In determining matters of this kind we hear the case de novo, and it is our duty to examine the whole record and reach our own conclusion on the facts. Simmons v. Simmons, Mo.App., 280 S.W.2d 877. In the discharge of this duty, however, the determination of the trial court is entitled to great respect, and we will not ordinarily disturb the trial court’s ruling, except where there is a manifest abuse of discretion. McCormack v. McCormack, Mo.App., 238 S.W.2d 858; Steinert v. Steinert, 215 Mo.App. 337, 250 S.W. 924; Stokes v. Stokes, Mo.App., 222 S.W.2d 108.

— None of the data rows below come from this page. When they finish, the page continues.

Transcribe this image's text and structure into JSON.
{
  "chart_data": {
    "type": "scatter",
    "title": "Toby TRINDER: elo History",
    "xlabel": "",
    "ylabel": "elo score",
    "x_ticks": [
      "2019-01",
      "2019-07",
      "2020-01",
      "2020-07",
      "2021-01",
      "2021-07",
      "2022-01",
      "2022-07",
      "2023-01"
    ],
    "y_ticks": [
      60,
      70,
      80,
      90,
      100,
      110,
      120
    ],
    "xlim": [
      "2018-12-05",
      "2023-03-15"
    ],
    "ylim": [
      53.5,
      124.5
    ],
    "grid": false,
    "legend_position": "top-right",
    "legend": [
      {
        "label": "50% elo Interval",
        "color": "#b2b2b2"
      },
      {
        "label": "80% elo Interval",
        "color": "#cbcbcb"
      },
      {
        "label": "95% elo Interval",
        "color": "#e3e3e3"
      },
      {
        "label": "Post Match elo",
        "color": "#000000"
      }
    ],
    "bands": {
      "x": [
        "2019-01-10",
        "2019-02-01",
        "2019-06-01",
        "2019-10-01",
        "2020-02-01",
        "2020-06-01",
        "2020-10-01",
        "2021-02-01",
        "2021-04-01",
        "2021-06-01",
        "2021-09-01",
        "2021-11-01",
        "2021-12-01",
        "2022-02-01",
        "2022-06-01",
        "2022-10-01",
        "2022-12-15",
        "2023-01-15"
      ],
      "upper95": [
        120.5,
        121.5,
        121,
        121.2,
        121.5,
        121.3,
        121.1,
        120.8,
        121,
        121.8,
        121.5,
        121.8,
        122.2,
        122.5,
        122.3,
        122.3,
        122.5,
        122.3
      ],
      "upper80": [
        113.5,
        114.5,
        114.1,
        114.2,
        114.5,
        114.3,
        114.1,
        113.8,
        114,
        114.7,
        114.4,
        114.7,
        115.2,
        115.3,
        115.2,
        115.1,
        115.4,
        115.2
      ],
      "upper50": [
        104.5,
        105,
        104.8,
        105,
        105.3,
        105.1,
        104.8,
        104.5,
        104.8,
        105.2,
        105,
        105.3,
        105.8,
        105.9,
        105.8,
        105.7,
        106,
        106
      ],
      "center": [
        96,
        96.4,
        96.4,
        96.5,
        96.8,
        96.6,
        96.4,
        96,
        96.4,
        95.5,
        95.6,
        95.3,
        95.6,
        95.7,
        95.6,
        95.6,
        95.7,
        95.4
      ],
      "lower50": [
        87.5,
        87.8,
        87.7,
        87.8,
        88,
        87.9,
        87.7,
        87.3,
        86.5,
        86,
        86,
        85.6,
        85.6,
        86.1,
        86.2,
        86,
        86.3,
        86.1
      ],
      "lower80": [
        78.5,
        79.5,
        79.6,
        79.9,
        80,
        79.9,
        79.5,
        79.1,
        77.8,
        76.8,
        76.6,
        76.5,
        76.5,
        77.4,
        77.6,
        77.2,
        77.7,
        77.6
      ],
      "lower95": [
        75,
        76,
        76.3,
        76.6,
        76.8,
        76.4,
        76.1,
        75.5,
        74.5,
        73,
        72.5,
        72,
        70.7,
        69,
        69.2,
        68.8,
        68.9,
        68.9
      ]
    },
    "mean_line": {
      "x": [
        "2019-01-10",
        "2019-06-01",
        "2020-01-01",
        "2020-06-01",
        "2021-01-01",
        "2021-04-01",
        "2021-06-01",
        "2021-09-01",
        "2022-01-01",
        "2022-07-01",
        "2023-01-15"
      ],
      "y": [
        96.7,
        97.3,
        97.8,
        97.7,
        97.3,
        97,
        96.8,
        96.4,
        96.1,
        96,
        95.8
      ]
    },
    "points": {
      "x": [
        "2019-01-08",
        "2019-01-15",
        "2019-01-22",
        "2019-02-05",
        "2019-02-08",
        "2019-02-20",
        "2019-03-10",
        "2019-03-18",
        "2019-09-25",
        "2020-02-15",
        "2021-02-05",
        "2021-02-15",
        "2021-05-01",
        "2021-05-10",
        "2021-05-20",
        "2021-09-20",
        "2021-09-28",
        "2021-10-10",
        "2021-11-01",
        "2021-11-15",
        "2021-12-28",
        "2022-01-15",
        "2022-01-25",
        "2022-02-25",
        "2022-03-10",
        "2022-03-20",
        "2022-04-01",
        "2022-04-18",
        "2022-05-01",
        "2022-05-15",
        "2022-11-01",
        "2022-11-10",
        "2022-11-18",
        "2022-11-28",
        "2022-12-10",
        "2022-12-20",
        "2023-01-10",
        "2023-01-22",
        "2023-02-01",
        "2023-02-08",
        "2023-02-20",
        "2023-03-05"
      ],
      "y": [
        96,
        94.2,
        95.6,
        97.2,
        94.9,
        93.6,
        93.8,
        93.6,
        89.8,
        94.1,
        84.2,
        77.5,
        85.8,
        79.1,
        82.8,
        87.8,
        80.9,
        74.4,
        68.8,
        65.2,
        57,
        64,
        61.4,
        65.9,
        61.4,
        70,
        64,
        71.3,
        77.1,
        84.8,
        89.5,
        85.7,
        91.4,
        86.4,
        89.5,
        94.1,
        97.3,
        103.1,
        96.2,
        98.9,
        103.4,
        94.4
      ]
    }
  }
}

The only justification for refusing alimony in the case at bar was plaintiff’s inability, at the time, to pay due to the fact that he was unable to work on account of an accident and his health. Unless and until he is engaged in gainful occupation an award of alimony in a substantial amount cannot be justified. But to deny alimony altogether would forever foreclose the court from making any allowance thereafter, even though the plaintiff’s financial condition should improve to such an extent that he could and should contribute toward defendant’s support. Smith v. Smith, 350 Mo. 104, 164 S.W.2d 921. The trial court should have made an award of alimony, at least in a nominal amount, to prevent such a situation from arising, and its failure so to do, in our opinion, was an abuse of judicial discretion. We also feel that it was an abuse of discretion for the trial court to refuse to make an allowance of an attorney’s fee to defendant.

For the foregoing reasons the cause is remanded with directions to the trial court to amend its decree by allowing monthly alimony in the sum of $1.00, and an attorney’s fee in the sum of $150.00.

SAM C. BLAIR and PHIL H. COOK, Special Judges, concur.